According to the obtained results, the additive of PPP may partially inhibit the transformation of the ACP into the HAp. In this sense, the biopolymer macromolecules appear to be entrapped in the structure of the calcium phosphates. Both phenomena contribute to increasing the solubility of the hybrid material, due to which it may be utilized as a more soluble analogue of stoichiometric HAp.

While most studies in this field have focused on the physical–chemical properties of the powdered xerogel form of hybrid HAp/PPP materials due to their usability, we considered the bioactive gel form of such materials to be the most suitable for practical application (Figure 6). Calcium phosphate gels have great chemical and biological activity due to their high specific area; however, they lack structural integrity. Nonetheless, in terms of the treatment of defects of non-load-bearing bone [36], the key property of a biomaterial is resorbability, rather than mechanical properties.

One possible route for compensating for the flowability of the HAp-based gels is mixing it with an excess of PPP in the presence of Ca²⁺ ions [23], which results in the formation of an adhesive composite clot (Figure 6). Such composites are intended to fill small bone defects of any shape, and utilizing the hybrid mineral component may enhance the bioactivity of the material. Moreover, fibrin clots can hold autograft fragments of bone or cartilage. Therefore, introducing hybrid HAp/ACP/PPP gel into an adhesive composite would be beneficial for rhinoplasty.

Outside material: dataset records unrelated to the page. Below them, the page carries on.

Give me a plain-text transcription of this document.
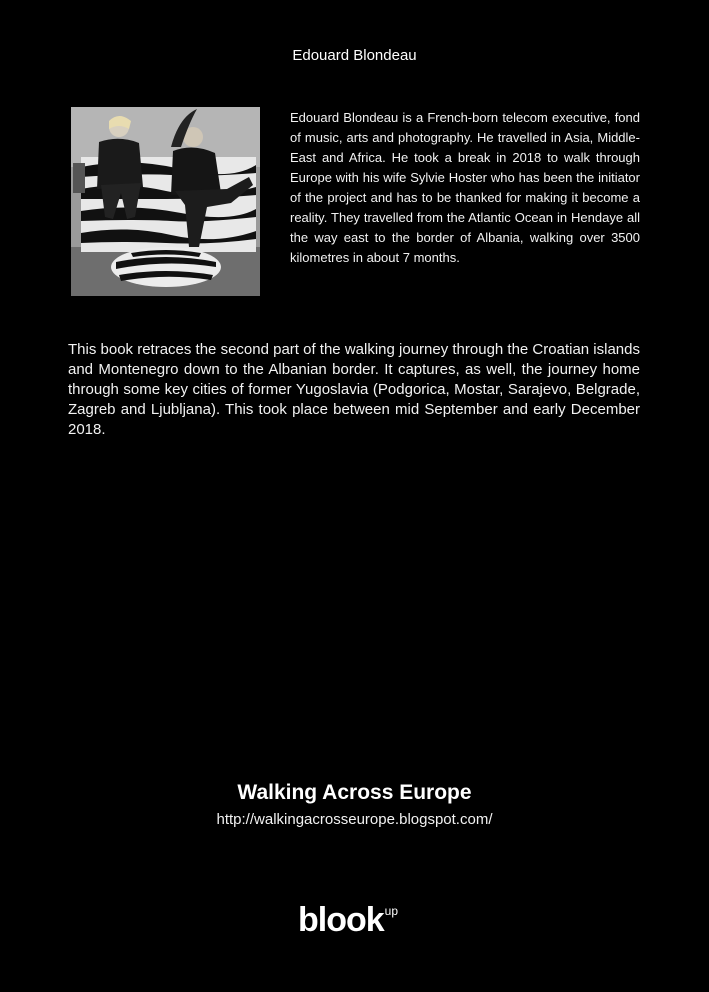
Edouard Blondeau
Edouard Blondeau is a French-born telecom executive, fond of music, arts and photography. He travelled in Asia, Middle-East and Africa. He took a break in 2018 to walk through Europe with his wife Sylvie Hoster who has been the initiator of the project and has to be thanked for making it become a reality. They travelled from the Atlantic Ocean in Hendaye all the way east to the border of Albania, walking over 3500 kilometres in about 7 months.
This book retraces the second part of the walking journey through the Croatian islands and Montenegro down to the Albanian border. It captures, as well, the journey home through some key cities of former Yugoslavia (Podgorica, Mostar, Sarajevo, Belgrade, Zagreb and Ljubljana). This took place between mid September and early December 2018.
Walking Across Europe
http://walkingacrosseurope.blogspot.com/
blook up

Similar to our previous study [21], an additive of PPP was chosen as a biopolymer source in hybrid gels in order to eliminate the possible influence of platelets on HAp formation. Another possible source of blood biopolymers is a platelet-rich plasma (PRP), which is blood plasma enriched with platelets [37]. PRP is known to greatly enhance tissue regeneration, both individually and in compositions with HAp-based hybrid materials [38]. However, in terms of the present study, the highly alkaline conditions (pH 11) of the HAp-based hybrid gel precipitation may induce a hydrolytic disruption of blood cells [39], thereby abolishing the advantage of PRP over PPP. On the other hand, PRP may substitute PPP at the stage of the adhesive composite formation (Figure 6), increasing the healing potency of the material, while PPP remains applicable for resource-poor settings [40]. A comparison of adhesive composites based on hybrid gel and PPP or PRP is a promising direction for expanding the ideas presented in present study.

5. Conclusions

The formation of HAp in the presence of PPP was studied under conditions of co-precipitation at pH 11, a [Ca²⁺]/[PO₄³⁻] ratio of 1.67, and a PPP volume fraction of 6–24%. The effect of PPP on HAp formation partially inhibited the crystallization of ACP and the incorporation of CO₃²⁻ into the apatite structure, which increased the formation of ACP composites of HAp by up to 47% after 4 days of maturing. At the same time, increasing the introduced PPP content from 6 to 24% insignificantly affected the amount of stabilized ACP, whereas continuous maturation for 9 days led to the formation of monophasic HAp. Varying the PPP content in the range of 6–24% resulted in the formation of materials with rather predictable biopolymer contents of 18.6–22.5% and desired morphologies, ranging from typical apatitic conglomerates to hybrid apatite-biopolymer fibers. The co-precipitated hybrid materials based on HAp and PPP showed increased solubility in SBF solution, which is an important factor in terms of their applicability for repairing rhinoplastic defects.